I went to see a nutritionist and she basically told me in the simplest of terms that eating only 1000 calories is killing myself. I’m not getting enough nutrients for my body to keep my organs functioning and I’m not eating enough to support the amount of nutrients my brain needs.
Why thank you. But honestly I don’t know what to do with that, eat more perhaps? But the very idea makes me want to vomit and in reality when I do eat more I lose it all to purging. And eating more but exercising to make up for it isn’t a solution either. Also the real kicker is there is no possible way that I’m going to lose weight on my current diet, I’ll only further ruin my already horrible metabolism -which I’ve been abusing for years) and keep my body in starvation mode.

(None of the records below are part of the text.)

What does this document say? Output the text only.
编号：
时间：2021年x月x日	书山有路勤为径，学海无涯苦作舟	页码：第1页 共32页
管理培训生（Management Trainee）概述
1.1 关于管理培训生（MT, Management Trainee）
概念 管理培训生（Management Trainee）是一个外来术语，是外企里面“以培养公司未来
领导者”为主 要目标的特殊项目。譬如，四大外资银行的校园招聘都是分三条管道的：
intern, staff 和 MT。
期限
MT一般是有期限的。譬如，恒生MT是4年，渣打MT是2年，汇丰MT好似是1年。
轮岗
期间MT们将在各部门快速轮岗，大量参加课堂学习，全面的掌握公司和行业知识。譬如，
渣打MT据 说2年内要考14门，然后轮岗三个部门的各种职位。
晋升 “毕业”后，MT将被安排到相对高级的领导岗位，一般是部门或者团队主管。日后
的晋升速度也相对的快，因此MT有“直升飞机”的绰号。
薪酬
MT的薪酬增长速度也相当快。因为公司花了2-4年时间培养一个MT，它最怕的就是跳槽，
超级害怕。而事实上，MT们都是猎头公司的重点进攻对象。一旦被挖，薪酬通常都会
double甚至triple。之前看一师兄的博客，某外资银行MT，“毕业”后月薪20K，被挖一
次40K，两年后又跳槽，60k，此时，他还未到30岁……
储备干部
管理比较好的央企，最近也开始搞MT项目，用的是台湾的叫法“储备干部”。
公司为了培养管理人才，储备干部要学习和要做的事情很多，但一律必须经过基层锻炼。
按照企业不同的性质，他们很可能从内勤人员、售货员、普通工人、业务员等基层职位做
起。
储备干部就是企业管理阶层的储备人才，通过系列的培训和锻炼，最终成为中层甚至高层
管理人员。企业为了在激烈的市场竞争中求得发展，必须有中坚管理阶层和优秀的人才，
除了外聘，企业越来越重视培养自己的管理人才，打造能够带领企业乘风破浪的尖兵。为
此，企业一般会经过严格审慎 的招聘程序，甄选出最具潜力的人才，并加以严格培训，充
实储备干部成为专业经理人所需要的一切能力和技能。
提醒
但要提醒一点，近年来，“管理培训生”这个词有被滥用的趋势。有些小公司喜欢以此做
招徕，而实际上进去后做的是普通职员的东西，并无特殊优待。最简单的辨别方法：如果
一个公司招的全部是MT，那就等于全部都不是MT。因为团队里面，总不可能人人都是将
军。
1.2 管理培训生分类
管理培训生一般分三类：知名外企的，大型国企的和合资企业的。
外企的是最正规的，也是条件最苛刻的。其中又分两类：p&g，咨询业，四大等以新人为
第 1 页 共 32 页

Don’t tell me to eat more, Do not tell me to eat more. I am serious, that it not a solution for me, I think and know that I am capable of physically eating more, the issue lies with mentally. I feel like I can’t eat more. Like I’m doing more harm than good, by packing on the calories. My mind rebels and my body follows. Food makes us ugly and unloveable, food causes us pain and weight gain is the evidence of that. I know a lot of people think that when you up you calorie intake to what your body is supposed to have you won’t gain weight, the truth is you might. I might. I might gain weight. And I don’t know if I can handle that ( I may also lose weight- but come on! I can’t be that lucky).
I want to get better I do. I need to do this, I need to do this for me. For my future, for my faith, for my life, for my health, for my happiness. But I’m so scared, and this horrible monster of an eating disorder feels as comfy as a warm hug on a lonely night. It may be killing me but it’s doing it softly and gently and I’m scared of living without it.